Subd. 2. [REIMBURSEMENT CODES.] (a) Unless the federal
government requires the use of other procedural codes, for all
dental care services in which a procedural code is used by the
dental organization to determine coverage or reimbursement, the
organization must use the most recent American Dental
Association current dental terminology code that is available,
within a year of its release. Current dental terminology codes
must be used as specifically defined, must be listed separately,
and must not be altered or changed by either the dentist or the
dental organization.
(b) Enrollee benefits must be determined on the basis of
individual codes subject to provider and group contracts.

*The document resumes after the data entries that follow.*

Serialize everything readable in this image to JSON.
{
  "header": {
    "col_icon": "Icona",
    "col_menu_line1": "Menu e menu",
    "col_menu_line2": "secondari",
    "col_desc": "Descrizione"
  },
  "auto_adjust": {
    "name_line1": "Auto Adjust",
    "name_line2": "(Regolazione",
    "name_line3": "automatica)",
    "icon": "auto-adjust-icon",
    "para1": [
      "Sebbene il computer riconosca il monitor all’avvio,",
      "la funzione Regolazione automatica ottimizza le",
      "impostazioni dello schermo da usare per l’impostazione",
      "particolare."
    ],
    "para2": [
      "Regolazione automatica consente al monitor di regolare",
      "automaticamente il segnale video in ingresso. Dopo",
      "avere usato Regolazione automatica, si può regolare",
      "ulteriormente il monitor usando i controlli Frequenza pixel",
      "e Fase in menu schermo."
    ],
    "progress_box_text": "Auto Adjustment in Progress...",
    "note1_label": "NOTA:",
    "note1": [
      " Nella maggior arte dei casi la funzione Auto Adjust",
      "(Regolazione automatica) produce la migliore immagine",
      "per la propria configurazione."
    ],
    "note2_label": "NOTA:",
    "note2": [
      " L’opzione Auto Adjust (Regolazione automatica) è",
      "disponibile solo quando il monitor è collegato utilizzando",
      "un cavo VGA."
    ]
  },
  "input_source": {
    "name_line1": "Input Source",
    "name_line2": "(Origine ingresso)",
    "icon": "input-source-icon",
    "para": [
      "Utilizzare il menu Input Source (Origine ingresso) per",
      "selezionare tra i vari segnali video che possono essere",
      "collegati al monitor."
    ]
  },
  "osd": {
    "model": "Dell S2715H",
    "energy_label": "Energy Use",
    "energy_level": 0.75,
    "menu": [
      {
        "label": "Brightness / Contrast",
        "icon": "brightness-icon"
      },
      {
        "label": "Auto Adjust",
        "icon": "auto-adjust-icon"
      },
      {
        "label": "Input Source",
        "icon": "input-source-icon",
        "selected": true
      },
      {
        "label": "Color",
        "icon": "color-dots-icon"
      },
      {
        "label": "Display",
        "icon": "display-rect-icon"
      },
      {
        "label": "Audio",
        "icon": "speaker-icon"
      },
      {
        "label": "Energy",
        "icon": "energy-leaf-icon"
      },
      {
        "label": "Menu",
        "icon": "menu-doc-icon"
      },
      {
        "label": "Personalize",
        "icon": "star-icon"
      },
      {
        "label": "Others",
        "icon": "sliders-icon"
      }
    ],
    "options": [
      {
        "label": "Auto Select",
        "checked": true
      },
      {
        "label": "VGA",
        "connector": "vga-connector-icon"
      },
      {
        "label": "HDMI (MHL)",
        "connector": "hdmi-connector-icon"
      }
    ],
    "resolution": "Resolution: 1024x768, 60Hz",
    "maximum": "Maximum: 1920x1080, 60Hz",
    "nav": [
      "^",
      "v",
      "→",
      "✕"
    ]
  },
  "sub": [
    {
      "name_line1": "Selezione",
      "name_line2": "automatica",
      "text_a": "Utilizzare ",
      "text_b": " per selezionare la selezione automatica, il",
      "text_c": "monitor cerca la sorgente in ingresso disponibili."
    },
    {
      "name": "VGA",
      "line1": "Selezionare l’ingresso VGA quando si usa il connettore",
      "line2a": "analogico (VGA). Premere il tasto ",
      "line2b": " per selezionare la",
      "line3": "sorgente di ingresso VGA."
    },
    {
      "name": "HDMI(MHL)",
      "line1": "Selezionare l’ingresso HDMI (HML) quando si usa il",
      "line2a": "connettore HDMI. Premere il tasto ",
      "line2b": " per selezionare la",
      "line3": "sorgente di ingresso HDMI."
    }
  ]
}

(c) This subdivision does not prohibit or restrict dental
organizations from setting reimbursement and pricing with
groups, purchasers, and participating providers or addressing
issues of fraud or errors in claims submissions.
Subd. 3. [TREATMENT OPTIONS.] No contractual provision
between a dental organization and a dentist shall in any way
prohibit or limit a dentist from discussing all clinical options
for treatment with the patient.
Sec. 4. [62Q.79] [LIMITATIONS.]
(a) The provisions contained in section 62Q.77 shall not
require a dental organization to disclose information which the
dental organization is already obligated to disclose under
applicable Minnesota law governing the operation of the dental
organization.
(b) Any information a dental organization is required to
disclose or communicate under section 62Q.77 to its subscribers,
enrollees, participating providers, contracting groups, or
dentists may be accomplished by electronic communication
including, but not limited to, e-mail, the Internet, Web sites,
and employer electronic bulletin boards.
Sec. 5. [EFFECTIVE DATE.]
Section 62Q.78, subdivision 2, is effective August 1, 2001.
Presented to the governor April 12, 2000
Signed by the governor April 14, 2000, 2:53 p.m.